Tony Cordesman, the most prolific analyst on Iraq there is, has a piece up at CSIS on Iraq. Excerpt:
This is a civil war ...The realiity is that the drift towards a major civil war has become steadily more serious ub Kirkuk, and Basra, and in Ninewa, Salah al-Din, and Diyala Provinces. ... In fact, the [Defense Deaprtment] report notes that "sectarian violance is gradualyl spreading north into Diyala Province and Kirkuk as Sunni, Shi'a and Kurdish groups compete for provincial influence ... In the Southern, predominantly Shi'a region of the country, political and tribal rivalries are a growing motive behind the violence, particularly in Basra, with limited anti-Coalition forces, attacks are likely undertake by rogue Shi'a militia."
If you don't read the whole report, just look at the charts.

Comments (3)
Oh, come on. I begin to feel like Jon Stewart when the General said Aghanistan was sliding away from us and gave it six months. Iraq has been sliding into civil war for too long now, but no one, including the generals who want to keep their jobs, will admit it. As Jon might say, Naw, it's closer to five months and three days and two hours. Afghanistan is lost, completely lost, already; so is Iraq. We can put more cannon fodder in there; start a draft; maybe that will wake people up to the fact that we've botched it. The next President will now have to handle it, and I grieve for any of you readers who are of draft age or have children who will be eligible for the draft. Vote, at least, for Democrats to replace these clowns; they may be wimpy and they may turn corrupt, but at least they'll give us a breather and some fresh thinking.
Posted by OCPatriot | October 16, 2006 5:07 PM
Posted on October 16, 2006 17:07
Cordesman ridicules the Lancet study on page 1, saying: "...either this one study is right or MNF-I, the Iraqi government, and every reporter actually in Iraq is radically wrong."
Four pages later he points out that the US military tried to mislead the press by not counting mass attacks, and that no casualties were reported in Anbar in July because of "data collection difficulties."
If Cordesman thinks the Lancet authors falsified their data, he should present his evidence. Otherwise, he should shut up and take a course in statistics.
Posted by Cal | October 21, 2006 6:53 AM
Posted on October 21, 2006 06:53
"As went Diem, so goes Maliki...(or maybe Sukarno is the better analogy)"
Personally I support a coup. If it installs pro-Baathists, fine.
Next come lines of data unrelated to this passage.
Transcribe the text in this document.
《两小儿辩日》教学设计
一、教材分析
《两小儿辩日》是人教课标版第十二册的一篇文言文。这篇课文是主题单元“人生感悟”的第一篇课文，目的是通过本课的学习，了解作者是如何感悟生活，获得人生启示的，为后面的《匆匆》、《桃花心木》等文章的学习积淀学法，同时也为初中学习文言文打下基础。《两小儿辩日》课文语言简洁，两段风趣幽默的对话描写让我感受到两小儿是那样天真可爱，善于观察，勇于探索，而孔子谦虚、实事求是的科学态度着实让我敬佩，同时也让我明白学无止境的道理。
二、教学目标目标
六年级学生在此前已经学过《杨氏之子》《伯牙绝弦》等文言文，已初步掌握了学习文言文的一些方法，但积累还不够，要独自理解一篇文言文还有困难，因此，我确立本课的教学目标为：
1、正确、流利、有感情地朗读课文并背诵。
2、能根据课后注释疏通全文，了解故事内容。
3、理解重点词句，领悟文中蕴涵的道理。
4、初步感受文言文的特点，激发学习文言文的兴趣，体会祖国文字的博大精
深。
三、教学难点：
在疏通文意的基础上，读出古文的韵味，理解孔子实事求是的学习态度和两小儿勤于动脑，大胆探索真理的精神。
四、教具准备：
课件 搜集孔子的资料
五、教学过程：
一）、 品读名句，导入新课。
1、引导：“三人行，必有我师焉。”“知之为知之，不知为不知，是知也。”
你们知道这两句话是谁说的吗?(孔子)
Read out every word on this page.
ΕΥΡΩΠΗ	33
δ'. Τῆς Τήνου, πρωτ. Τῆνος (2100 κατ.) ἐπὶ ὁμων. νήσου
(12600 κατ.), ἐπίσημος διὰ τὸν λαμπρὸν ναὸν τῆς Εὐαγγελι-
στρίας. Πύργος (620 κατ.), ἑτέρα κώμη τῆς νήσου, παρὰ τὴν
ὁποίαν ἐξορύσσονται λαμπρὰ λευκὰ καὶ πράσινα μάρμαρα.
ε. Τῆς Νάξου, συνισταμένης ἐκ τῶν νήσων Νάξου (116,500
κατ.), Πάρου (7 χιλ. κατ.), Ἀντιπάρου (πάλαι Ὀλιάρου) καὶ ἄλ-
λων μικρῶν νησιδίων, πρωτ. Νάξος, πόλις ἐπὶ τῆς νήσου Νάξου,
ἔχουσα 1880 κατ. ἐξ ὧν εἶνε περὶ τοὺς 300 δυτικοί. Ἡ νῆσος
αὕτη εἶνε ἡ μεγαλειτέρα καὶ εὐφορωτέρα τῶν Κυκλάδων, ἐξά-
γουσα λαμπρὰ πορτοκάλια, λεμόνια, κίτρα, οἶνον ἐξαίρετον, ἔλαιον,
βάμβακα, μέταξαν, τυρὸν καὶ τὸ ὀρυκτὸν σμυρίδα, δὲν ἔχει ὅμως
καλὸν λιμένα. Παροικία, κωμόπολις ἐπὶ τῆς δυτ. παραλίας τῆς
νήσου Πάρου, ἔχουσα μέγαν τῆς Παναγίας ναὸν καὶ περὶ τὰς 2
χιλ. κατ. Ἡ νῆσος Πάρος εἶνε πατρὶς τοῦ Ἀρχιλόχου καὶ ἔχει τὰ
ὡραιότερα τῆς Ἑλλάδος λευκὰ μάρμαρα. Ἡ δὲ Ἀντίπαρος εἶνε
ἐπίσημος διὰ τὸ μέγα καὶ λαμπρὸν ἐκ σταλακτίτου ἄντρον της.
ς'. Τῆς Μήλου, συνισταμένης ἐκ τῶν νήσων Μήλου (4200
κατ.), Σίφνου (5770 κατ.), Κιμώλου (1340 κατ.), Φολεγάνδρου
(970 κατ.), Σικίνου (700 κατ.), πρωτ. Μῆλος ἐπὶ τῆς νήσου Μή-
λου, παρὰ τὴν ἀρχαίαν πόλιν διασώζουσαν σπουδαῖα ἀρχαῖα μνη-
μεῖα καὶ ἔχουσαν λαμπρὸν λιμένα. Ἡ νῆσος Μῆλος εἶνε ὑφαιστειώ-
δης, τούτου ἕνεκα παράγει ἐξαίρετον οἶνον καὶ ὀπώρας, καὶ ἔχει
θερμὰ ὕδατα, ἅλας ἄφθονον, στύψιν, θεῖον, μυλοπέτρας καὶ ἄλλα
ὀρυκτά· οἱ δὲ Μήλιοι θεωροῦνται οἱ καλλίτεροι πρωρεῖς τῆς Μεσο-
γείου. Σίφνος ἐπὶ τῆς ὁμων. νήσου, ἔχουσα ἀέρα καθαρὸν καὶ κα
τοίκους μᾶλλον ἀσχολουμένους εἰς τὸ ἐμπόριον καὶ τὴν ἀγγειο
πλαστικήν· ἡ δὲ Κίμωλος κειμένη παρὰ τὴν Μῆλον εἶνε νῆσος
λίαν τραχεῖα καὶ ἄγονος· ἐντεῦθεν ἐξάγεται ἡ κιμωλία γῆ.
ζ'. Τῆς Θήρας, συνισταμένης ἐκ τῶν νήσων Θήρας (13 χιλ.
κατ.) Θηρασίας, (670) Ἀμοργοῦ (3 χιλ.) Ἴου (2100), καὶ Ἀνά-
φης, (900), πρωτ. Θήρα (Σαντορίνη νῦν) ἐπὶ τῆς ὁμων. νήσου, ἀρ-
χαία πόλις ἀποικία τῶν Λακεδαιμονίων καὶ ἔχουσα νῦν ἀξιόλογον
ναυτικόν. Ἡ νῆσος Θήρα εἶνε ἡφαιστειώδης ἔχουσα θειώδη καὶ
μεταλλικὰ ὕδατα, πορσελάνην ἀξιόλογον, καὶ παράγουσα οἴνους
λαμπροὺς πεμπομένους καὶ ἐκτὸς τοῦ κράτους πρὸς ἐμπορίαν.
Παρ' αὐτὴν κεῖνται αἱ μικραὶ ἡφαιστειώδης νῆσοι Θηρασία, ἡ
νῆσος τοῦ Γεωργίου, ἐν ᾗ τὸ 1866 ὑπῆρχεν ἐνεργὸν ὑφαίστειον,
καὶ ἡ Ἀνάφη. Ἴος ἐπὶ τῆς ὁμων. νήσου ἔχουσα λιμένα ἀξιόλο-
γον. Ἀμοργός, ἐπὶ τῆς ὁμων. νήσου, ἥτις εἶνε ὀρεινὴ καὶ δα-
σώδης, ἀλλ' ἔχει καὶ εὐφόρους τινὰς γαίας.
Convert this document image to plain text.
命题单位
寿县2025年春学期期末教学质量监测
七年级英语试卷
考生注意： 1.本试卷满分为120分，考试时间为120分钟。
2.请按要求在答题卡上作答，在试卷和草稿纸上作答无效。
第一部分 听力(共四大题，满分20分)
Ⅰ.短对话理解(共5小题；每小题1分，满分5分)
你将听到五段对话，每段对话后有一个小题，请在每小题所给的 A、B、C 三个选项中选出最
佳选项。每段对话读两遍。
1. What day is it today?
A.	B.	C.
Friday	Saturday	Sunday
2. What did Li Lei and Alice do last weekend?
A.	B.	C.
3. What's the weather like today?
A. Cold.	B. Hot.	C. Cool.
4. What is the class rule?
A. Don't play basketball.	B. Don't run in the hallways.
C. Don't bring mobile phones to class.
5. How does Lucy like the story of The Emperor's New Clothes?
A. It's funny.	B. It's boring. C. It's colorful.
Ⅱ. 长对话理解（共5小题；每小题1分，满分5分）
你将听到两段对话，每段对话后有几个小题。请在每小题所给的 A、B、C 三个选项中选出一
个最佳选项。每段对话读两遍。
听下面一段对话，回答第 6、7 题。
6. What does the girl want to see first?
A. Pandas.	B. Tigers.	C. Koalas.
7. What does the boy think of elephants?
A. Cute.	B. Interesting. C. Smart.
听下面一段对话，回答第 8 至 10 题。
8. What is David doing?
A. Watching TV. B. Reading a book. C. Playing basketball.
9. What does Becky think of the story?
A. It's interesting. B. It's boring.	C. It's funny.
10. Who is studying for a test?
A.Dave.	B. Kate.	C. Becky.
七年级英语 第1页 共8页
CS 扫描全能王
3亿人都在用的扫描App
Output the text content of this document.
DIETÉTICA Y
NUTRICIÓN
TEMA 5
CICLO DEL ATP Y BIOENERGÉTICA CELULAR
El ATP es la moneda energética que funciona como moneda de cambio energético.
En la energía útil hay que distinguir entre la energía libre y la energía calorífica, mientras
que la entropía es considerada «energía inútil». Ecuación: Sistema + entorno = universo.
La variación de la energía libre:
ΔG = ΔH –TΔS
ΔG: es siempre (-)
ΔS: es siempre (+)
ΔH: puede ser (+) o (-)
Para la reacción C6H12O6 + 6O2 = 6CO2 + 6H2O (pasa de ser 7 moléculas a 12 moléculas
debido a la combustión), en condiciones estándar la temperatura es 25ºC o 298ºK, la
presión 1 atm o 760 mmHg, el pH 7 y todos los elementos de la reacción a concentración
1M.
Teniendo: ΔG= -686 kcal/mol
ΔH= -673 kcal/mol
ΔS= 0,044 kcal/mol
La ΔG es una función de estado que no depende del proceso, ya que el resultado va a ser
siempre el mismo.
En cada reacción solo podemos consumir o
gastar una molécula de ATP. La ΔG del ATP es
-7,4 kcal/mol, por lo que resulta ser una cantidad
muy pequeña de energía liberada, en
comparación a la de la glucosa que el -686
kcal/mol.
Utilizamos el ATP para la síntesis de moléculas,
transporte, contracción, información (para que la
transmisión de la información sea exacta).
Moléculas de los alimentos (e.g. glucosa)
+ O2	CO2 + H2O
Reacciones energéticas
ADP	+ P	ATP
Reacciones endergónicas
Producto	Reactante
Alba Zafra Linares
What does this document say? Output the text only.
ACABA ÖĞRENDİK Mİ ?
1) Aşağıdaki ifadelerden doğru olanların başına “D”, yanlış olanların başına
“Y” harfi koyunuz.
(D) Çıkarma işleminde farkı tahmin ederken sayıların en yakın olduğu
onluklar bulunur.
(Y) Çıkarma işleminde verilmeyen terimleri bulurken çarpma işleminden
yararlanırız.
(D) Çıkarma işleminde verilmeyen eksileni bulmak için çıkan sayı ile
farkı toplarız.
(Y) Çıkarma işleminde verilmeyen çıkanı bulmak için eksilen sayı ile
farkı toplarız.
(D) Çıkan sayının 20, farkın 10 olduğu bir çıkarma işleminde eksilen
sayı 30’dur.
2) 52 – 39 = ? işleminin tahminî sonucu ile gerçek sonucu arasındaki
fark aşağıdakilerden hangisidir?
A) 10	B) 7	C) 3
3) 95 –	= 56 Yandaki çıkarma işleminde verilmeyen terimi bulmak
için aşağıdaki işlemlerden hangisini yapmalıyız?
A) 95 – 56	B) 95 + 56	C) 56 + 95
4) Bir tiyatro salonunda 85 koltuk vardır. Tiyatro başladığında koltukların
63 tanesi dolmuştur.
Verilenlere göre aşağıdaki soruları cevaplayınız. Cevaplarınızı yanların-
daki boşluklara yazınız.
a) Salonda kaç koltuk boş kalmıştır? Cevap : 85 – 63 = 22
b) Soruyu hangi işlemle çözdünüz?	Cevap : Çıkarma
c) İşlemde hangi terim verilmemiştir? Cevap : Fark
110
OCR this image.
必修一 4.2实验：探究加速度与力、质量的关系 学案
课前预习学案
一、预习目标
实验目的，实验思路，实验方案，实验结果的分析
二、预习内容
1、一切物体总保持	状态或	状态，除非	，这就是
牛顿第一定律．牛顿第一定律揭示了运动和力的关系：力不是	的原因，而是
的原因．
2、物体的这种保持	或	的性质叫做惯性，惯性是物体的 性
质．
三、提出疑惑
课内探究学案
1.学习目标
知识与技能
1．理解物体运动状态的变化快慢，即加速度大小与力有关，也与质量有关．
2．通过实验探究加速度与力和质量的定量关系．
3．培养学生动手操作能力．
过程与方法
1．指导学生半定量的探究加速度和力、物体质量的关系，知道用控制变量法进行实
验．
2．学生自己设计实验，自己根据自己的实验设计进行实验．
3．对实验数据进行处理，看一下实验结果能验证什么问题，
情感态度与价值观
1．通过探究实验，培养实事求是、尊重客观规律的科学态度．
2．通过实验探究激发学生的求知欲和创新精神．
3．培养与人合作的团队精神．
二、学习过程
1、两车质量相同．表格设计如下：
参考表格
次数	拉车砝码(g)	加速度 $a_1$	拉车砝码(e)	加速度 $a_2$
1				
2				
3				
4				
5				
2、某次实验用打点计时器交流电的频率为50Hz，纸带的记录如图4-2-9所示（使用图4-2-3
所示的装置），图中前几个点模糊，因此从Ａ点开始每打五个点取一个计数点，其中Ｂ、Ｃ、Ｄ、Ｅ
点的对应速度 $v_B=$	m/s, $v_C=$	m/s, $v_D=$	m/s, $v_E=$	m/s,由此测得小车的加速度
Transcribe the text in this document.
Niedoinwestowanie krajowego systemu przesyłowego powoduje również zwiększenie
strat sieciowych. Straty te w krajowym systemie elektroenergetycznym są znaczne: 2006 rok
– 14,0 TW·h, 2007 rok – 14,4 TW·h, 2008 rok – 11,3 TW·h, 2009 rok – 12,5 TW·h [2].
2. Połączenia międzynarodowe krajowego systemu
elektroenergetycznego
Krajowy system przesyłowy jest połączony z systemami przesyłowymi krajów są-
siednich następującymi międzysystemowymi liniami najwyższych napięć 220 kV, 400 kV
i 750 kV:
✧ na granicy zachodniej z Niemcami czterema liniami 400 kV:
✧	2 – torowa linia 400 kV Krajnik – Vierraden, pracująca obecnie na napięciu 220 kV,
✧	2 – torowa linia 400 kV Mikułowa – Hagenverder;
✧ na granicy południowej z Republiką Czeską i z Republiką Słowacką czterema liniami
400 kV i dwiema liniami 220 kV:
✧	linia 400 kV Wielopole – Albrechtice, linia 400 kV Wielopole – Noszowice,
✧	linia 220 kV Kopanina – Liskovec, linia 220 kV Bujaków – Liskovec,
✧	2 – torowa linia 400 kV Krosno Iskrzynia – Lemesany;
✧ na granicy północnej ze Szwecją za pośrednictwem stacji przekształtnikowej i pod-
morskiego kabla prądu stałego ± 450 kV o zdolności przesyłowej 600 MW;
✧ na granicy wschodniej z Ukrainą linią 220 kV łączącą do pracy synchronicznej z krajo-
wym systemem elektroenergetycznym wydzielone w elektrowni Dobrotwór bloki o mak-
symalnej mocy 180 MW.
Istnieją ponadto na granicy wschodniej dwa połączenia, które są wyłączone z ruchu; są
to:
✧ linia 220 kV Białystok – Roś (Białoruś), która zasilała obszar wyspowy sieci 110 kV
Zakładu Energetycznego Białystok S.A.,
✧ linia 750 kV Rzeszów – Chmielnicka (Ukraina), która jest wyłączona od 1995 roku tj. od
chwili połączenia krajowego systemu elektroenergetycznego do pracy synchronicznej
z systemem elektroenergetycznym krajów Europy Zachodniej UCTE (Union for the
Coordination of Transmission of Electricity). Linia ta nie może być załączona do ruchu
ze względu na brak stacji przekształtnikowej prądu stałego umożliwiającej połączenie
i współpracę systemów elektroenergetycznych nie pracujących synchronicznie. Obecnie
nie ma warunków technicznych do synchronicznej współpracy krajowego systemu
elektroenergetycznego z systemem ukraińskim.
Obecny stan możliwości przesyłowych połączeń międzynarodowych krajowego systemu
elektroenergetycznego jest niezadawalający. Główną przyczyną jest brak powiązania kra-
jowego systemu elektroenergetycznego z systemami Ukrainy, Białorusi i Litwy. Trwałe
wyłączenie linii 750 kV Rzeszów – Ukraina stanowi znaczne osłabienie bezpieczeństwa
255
The end state the administration wanted to see in Iraq was a secularist government committed to a unified Iraq. Its unfortunate that the Neo-Cons' muddled instructions to Bremer comparing the Ba'ath Party to the Nazis, prompting CPA General Orders 1 and 2, led to the insurgency and the unholy alliance between excluded Baathists and Al-Qaeda in Iraq, allowing Iran's proxies to fill the power vacuum.
Back to the basics; stability, a competant Counterinsurgency we can support, and a government who we can support as a bulwark against Iran.